El régimen comunista requiere una atención particular para
Lefort por dos razones. La primera es que el terror se ejerció, en gran medida,
sobre una masa de gente ordinaria, que obedecía las órdenes recibidas, es decir
que las víctimas no eran diferentes de los verdugos por dos razones. El modelo
del Partido bolchevique resulta particularmente instructivo porque se acompaña
de una ideología mucho mejor articulada que la del nazismo. La ideología se
inserta en una organización que se caracteriza por la estricta disciplina que
se impone a sus miembros. Sus principios son muy conocidos: división del
trabajo revolucionario, profesionalización de la militancia, exigencia de
dedicación incondicional de cada uno a la causa del Partido. La organización
tiende a encontrar en sí misma su propio fin, en razón de su identificación con
el proletariado. En su interior, se opera un proceso de identificación del
militante con el dirigente supremo. El Partido no se reduce, como se ha
supuesto, a la función de un instrumento al servicio de la aplicación de una
doctrina. La doctrina se modela conforme al imperativo de una absoluta unidad
del Partido. Fuera de sus fronteras no existe la verdad. Fuera de sus filas
ninguna participación en la lucha revolucionaria es posible. En el estalinismo
las víctimas se sometieron a la regla de la confesión, hasta el punto de
renunciar a su inocencia: ejemplo extremo de la servidumbre voluntaria. La
segunda razón es que esta servidumbre estuvo acompañada, entre los militantes
comunistas, de una movilización de la inteligencia, de una extraordinaria
proliferación de argumentos sofísticos. El marxismo se encuentra depurado,
liberado de cualquier elemento de incertidumbre. Su enseñanza está circunscrita
al seguimiento de la escolástica marxista-leninista: Marx, Engels, Lenin ( y
Stalin, o Trotsky o Mao). De este modo, se van combinando un cuerpo colectivo,
el grupo de los militantes fusionados unos con otros, y un cuerpo de ideas, un
dogma. El que los militantes sean creyentes es un hecho seguro, pero sólo lo
son en la medida en que creen todos juntos; donde para cada uno, el Yo se
pierde en el Nosotros. Una vez que el partido está en el poder, el principio de
la organización se difunde a toda la sociedad. Por supuesto, no es posible
obtener la disciplina característica del Partido en todo el conjunto de la población.

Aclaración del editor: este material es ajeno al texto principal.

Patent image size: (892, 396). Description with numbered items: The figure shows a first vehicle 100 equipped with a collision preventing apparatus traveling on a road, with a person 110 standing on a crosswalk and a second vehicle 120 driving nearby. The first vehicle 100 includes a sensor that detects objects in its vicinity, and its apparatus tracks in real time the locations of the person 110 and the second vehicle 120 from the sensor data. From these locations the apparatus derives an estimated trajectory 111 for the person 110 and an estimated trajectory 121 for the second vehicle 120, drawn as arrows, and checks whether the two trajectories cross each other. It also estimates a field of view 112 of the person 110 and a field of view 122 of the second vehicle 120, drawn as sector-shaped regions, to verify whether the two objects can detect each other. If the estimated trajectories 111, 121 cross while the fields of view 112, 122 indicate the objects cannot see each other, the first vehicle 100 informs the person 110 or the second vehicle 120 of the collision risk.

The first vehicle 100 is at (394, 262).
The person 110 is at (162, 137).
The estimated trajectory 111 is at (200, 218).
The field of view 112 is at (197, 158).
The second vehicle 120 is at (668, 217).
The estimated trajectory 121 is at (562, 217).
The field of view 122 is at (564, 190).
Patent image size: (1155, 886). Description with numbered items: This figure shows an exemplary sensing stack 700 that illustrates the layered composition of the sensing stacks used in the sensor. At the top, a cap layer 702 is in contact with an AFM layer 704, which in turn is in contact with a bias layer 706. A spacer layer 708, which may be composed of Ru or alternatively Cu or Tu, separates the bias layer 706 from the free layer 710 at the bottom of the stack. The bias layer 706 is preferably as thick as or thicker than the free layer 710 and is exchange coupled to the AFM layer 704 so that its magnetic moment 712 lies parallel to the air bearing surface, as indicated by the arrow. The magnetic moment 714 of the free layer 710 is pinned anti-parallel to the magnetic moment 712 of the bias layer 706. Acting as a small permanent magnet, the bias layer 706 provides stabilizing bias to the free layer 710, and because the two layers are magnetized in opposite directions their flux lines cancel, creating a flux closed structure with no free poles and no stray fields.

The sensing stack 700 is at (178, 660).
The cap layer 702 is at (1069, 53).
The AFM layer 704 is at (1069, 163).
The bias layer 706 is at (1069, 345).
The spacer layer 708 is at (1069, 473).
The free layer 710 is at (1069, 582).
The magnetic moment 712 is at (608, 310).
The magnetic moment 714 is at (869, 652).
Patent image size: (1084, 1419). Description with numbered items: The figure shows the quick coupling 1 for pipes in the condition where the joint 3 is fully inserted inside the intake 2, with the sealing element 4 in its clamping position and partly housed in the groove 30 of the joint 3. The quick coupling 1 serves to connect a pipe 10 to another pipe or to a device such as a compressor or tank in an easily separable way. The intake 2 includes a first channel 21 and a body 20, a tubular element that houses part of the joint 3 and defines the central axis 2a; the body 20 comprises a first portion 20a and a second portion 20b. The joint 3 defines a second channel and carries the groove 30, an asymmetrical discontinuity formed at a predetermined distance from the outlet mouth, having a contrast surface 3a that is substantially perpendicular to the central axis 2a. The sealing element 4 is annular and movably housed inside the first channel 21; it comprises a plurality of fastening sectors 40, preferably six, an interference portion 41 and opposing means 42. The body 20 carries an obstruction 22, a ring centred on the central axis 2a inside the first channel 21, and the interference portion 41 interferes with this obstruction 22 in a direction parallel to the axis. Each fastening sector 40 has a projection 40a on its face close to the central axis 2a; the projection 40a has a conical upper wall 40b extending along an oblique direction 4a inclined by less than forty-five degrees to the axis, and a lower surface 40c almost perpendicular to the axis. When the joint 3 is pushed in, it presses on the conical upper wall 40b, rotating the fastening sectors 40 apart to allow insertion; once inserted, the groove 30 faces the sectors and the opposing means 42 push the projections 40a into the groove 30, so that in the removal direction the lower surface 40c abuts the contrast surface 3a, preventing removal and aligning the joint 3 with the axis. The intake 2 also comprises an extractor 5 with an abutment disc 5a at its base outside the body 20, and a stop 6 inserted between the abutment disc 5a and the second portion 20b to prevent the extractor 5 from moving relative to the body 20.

No obstante, en cada sector de actividad, se exhorta a los individuos a
ajustarse unos a otros, a considerarse como los agentes de un aparato. Este
espectáculo de una sociedad completamente consagrada a la organización es,
precisamente, el que inspira a Arendt para plantear la idea de una dominación
desde el interior, es decir, una dominación de tal naturaleza que aquellos que
la padecen se prestan a integrarse en un sistema que justifica la violencia del
poder. En toda de la sociedad vemos surgir grupos que tienen la propiedad de
representar una especie de cuerpo cuyos miembros están regidos por un mismo
fin: sindicatos profesionales, movimientos de jóvenes, agrupaciones culturales
o deportivas, uniones de escritores o de artistas, academias de ciencias,
asociaciones de todo tipo, que están controladas por el Partido. Al considerar
esta inmensa red de organismos en los que están atrapados los ciudadanos, se
mide la novedad y la amplitud de la empresa totalitaria. Es la fuerza que
proporciona el hecho de pertenecer a una comunidad que forma un solo bloque,
que ofrece la imagen del Uno. ¿Acaso no podemos añadir que, por medio de estas
múltiples incorporaciones, se impone la creencia en la gran comunidad del
pueblo, la cual se refleja en el cuerpo visible del dirigente supremo? Me
inclino a pensar que, en lo más profundo, la imagen del cuerpo es la que
mantiene la fe en el Uno. Mientras que la organización puede ser objeto de
discurso, y celebrarse su virtud, la imagen del cuerpo se ancla en el
inconsciente, su eficacia simplemente es más fuerte; persiste aun cuando la
organización se haya estropeado. Entonces, ¿cómo no admitir que la negación a
pensar se encuentra en el corazón del sistema totalitario? En este sistema,
pensar consistiría en aceptar el riesgo de sentirse excluido de la comunidad.
Evidentemente, este miedo a la exclusión quiere suscitar la renuncia a pensar.